Watery Looks
Tracey Warr
Open Studio Catalogue, visiting artist exhibition,
Toronto, Canada 2009
Everything is secretly alive in Tine Bech’s work:
shoes, bridges, streetlights, balloons and coloured
blobs. They hum and react with a playful
anthropomorphic life that is liable to take you by
surprise. Boundless in Space is a pink blob looking a
little like a cushion on wheels that moves and clicks
when you come close to it. Echidna is a black wiry
sculpture, emitting sounds in response to your touch,
which was inspired by the Australian hedgehog of the
same name. Coloured lights are activated as people pass
on the bridge beneath in Tracing Light. A large red
blob accompanies the artist on a bicycle tour of
Toronto Island in another work.
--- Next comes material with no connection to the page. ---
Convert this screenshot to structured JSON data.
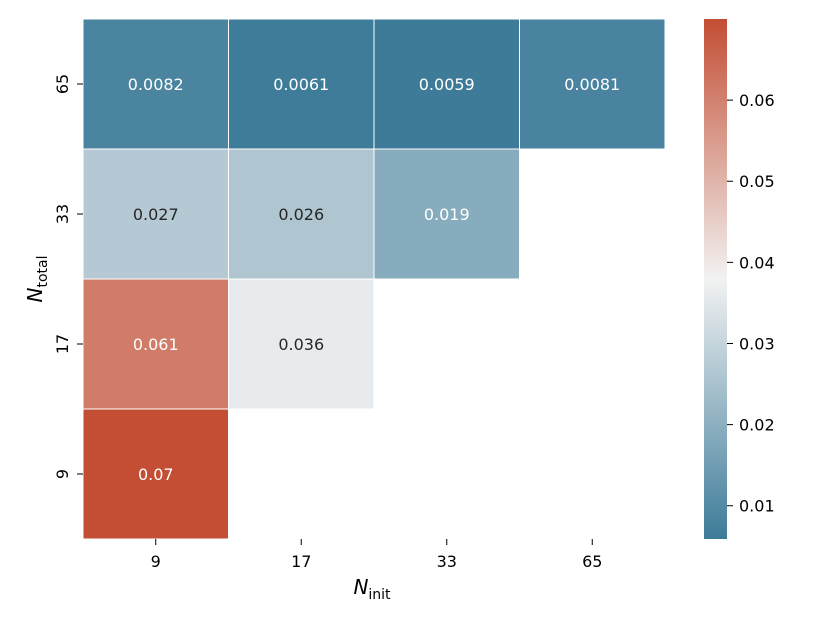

And in Mememe, visitors
move around in flamboyant sculptural shoes creating
sound compositions in a gallery space. Bech’s
sculptures and installations are full of bright colours
evoking sunlight and playgrounds. Her drawings, on the
other hand, employ the black, white and sepia end of
the colour range. In the Water trees series, created
for this exhibition at Open Studio, Bech is concerned
with the other end of the weather range too - with the
rain that falls incessantly against your windowpane
some days.
She has created the Water trees drawings by taking an
image of a tree out into the rain. ‘Big fat drops
of rain,’ she says are best, to create
‘watery looks’. The image of the tree is
mirrored by its upside down double, like a tree
reflected in the surface of still water. The alchemies
of printmaking and lithography have allowed Bech to
extend the range of her visual language so that the
process she uses is mimicking her subject. Lithography
relies on the porosity of stone to attract water and on
a film of water repelling printing ink from a greasy
drawing. Between the stone, the grease and the water,
Bech’s images of drowned or floating trees emerge
with their fragile limbs and roots like capillaries.
The self-reflection of these delicate traceries of
branches and roots suggests the water cycle moving
through the circle of life in rain, rivers, sea, trees
and all living organisms. Water keeps going around and
around. Trees contribute to the continuous movement of
water by drawing it up from the ground and then
transpiring it out through their leaves. There is no
beginning or end to the water cycle and no new water.
Only water recycling endlessly through liquid, vaporous
and solid ice states since the beginning of time.
Weather and water are recurring motifs in Bech’s
work. In Rain Balloons, large black balloons float
through the gallery and their movement activates the
sound of rain. In Purple Membrane, swimmers pass slowly
through a purple mist hovering above the surface of a
public swimming pool. ‘Drawing is a way of
thinking,’ Bech writes, and her thinking is
concerned with the body moving through the environment
that it is immersed in. In other drawings she created
her images by jumping on charcoal sandwiched between
paper.
Most of Bech’s drawings look like holes, openings
and non-specific round and oval forms. These echo the
balls and blobs in many of her sculptural works (such
as Tumbleweed, Fnug, Felt Sphere and Everything Round).
Her work draws on a tradition of organic female forms
in the work of women artists including Georgia
O’Keefe, Lygia Clark and Eva Hesse. ‘Life
is probably round,’ wrote Van Gogh (Bachelard,
1969: 232). ’We live in the roundness of life,
like a walnut that becomes round in its shell …
being is round,’ wrote Gaston Bachelard (1969:
234).
Reference
Bachelard, Gaston (1969) The Poetics of Space, Boston:
Beacon Press.
Tracey Warr is a writer and Lecturer in Contemporary
Art Theory at Oxford Brookes University.